口封じ説にしても、内部分裂説にしても、ラグーナ副司祭殺しをやらかした側はまともではない。まともではないという言い方が情緒的に過ぎるのであれば、プロの仕事ではないと言ってもいい。実行犯にプロが混じっているのは間違いないが、仕切っているのはプロではあり得ない。
そしてプロの仕切りではない以上、予測などしてはならない。
素人さんたちの仕事は、とにかく無駄が多い。だから長期戦をすればプロが圧勝するが、一瞬だけを切り取って、しかもそれに対応しようとすると、今度は逆にプロの側がてんてこ舞いするハメになる。プロならば絶対にやらないこと――ほとんど禁忌にも近いこと――を、素人さんは実に気楽に選択するからだ。
禁忌に対抗するには禁忌に手を染めるしかなく、しかしてプロが決死の覚悟で禁忌に手を染めた頃には、素人さんはまるで別の方角に飛び去っている。これが「素人は怖い」と言わしめる、最大の理由だ。
今回のケースで言えば、エミルの絶縁状はその典型だ。
私が知る範囲で言えば、エミルはゴミ以下の穀潰しだ。あの手の、出自以外に自己の責任を転嫁できるものを何一つ持たないこじらせたクソ野郎どもが何を考えているかなど考えるだけ無駄だし、どうしても何を考えているか推測しなくてはならないのであれば「途方もなく非常識で愚鈍で卑劣で夢想的で無意味だが本人だけは世界の真理かつ正義だと信じていること」以外に答えはない。世の中にはそういう、常識とか良識とか理性とかが通じない狂人も、結構な数がいるのだ。
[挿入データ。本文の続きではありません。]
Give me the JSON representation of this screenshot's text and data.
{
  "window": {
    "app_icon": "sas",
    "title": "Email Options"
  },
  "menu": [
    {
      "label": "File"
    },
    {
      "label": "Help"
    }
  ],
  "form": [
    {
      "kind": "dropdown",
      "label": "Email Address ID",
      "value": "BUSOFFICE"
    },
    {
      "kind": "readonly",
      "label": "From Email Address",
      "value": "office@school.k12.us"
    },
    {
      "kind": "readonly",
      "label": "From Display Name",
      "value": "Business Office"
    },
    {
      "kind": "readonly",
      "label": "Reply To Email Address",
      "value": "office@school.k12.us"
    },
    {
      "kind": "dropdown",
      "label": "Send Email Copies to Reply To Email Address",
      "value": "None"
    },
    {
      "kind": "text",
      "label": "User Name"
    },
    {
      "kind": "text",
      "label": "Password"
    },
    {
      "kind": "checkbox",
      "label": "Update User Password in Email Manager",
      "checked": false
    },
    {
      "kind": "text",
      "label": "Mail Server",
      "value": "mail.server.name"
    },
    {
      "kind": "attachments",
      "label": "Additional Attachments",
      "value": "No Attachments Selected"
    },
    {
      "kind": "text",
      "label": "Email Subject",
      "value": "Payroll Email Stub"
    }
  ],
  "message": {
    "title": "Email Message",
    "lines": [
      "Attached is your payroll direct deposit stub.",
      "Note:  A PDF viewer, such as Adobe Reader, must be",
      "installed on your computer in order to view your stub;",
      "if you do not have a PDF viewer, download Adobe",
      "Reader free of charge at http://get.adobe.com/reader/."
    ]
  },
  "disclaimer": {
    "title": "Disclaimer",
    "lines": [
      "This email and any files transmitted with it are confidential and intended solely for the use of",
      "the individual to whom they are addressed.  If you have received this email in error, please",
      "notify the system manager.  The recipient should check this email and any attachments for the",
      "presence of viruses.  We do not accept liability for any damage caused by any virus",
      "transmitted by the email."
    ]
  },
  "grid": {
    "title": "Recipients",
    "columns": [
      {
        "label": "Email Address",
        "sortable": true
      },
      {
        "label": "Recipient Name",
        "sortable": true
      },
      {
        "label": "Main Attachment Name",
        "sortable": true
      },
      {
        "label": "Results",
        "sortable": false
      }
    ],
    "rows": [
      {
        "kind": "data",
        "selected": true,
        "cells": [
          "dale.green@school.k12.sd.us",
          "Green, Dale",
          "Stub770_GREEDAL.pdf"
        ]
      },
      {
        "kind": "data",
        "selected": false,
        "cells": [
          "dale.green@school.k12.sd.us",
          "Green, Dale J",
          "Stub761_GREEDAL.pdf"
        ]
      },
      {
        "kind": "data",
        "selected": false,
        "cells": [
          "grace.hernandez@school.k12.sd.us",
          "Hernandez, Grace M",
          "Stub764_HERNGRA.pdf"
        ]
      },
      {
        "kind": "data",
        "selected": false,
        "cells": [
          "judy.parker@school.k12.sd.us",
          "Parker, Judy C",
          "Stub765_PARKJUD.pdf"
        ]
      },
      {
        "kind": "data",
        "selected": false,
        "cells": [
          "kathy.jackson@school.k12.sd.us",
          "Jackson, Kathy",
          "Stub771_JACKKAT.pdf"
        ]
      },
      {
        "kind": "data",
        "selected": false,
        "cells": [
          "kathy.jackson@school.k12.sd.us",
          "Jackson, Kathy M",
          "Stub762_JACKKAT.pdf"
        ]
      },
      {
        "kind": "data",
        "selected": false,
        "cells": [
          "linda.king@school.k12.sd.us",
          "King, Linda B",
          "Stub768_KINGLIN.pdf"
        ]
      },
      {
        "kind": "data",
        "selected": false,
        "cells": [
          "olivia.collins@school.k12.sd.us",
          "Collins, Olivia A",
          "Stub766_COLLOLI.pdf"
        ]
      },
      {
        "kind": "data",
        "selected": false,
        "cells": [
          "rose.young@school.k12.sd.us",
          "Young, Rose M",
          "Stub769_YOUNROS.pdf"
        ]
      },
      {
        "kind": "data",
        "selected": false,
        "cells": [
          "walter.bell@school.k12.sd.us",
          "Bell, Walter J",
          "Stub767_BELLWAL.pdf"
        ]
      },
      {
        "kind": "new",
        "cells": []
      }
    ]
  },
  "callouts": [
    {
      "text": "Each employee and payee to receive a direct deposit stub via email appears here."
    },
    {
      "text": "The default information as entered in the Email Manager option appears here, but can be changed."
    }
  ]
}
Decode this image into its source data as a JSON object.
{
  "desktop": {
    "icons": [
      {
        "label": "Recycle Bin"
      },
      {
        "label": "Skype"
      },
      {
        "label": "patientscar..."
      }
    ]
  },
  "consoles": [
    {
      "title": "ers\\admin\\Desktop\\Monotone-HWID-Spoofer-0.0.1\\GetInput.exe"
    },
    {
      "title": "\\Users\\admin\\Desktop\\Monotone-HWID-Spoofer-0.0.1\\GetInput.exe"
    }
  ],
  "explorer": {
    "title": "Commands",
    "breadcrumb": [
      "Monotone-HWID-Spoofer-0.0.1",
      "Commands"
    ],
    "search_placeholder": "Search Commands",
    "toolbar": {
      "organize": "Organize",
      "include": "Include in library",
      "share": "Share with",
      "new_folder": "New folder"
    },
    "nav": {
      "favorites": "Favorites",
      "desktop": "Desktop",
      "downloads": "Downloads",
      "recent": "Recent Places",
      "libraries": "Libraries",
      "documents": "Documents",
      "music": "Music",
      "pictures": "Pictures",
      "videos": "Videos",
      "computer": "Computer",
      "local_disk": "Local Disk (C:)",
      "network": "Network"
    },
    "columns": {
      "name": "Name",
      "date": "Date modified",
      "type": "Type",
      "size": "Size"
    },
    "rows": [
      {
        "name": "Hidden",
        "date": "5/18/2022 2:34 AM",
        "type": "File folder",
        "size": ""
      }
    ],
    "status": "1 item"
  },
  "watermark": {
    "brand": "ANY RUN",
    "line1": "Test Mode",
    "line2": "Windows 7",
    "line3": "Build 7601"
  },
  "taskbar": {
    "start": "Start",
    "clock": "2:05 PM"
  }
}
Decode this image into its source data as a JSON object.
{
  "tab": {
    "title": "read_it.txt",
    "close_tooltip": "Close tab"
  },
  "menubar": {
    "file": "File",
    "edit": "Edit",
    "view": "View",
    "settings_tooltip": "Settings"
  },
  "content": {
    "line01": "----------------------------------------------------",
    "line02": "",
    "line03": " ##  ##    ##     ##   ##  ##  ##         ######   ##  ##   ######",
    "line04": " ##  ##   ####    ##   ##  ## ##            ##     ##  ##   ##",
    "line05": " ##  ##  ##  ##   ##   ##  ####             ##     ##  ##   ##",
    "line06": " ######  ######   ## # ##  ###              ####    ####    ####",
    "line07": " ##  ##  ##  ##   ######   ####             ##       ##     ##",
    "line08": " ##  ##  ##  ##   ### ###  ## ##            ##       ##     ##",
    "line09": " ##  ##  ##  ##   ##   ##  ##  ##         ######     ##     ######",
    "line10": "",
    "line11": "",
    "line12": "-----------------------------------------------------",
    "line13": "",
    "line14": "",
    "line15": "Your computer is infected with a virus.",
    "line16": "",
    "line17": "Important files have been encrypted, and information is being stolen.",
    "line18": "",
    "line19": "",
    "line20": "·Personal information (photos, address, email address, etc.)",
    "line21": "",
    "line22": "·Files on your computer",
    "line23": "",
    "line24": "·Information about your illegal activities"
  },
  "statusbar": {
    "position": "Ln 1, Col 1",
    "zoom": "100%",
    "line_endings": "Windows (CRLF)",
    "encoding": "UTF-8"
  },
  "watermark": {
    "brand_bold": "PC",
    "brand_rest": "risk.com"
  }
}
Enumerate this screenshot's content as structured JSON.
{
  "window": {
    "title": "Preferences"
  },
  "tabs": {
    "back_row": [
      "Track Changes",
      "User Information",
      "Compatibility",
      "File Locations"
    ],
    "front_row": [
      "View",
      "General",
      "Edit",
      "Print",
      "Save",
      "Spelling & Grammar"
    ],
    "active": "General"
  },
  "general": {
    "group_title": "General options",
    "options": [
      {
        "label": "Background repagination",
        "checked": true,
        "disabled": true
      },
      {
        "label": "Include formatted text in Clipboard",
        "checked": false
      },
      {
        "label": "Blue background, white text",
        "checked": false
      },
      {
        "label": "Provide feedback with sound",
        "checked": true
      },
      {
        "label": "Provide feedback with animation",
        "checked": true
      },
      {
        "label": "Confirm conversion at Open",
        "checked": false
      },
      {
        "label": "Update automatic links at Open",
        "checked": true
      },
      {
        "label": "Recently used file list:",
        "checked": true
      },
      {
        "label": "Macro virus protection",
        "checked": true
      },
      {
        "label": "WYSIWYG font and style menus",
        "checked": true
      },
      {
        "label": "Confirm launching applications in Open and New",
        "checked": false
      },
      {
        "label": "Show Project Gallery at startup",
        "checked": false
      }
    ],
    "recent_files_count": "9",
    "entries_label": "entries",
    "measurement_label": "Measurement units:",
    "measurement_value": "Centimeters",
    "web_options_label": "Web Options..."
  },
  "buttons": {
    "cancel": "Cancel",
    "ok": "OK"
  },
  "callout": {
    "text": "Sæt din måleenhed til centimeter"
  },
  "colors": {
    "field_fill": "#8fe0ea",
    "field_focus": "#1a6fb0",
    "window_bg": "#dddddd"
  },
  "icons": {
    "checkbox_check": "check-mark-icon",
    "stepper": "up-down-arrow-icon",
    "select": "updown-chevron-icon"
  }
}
だから素人を相手にするとき、プロはその一挙一動にいちいち反応してはならない。それこそが、プロがいわゆるジャイアントキリングを自ら呼び込んでしまう、最大の原因だ。我らスヴェンツ傭兵が正式な軍議の席でもしばしば「知ったことか」と発言するのは、我らの祖先が屈辱的なジャイアントキリングをされたときの様々な経験を受け継げばこそなのだ。
とはいえ、ハルナ・シャレットにライザンドラ・オルセンという当代屈指の才媛――というか天才――2人が頭を悩ます会議の場で、その2人が悩む議題に対して「そんなの知ったことかですよ」などと言い出す度胸は、私にはない。そんな度胸がある人がいたら会ってみたい。そんな英雄にこそ、私の生涯の剣は捧げられるだろうから。
かくして私はしきりに脇だの頬だのを突いてくるザリナ隊長を無視しながら、世界の頂点で討論する2人を実に気まずい思いで見守ることしかできなかった――このぶんだと、ザリナ隊長じきじきに執行される今夜の「個人的なおしおき」は、さぞかし長く濃密なものになるだろうなという、下世話な想像をしながら。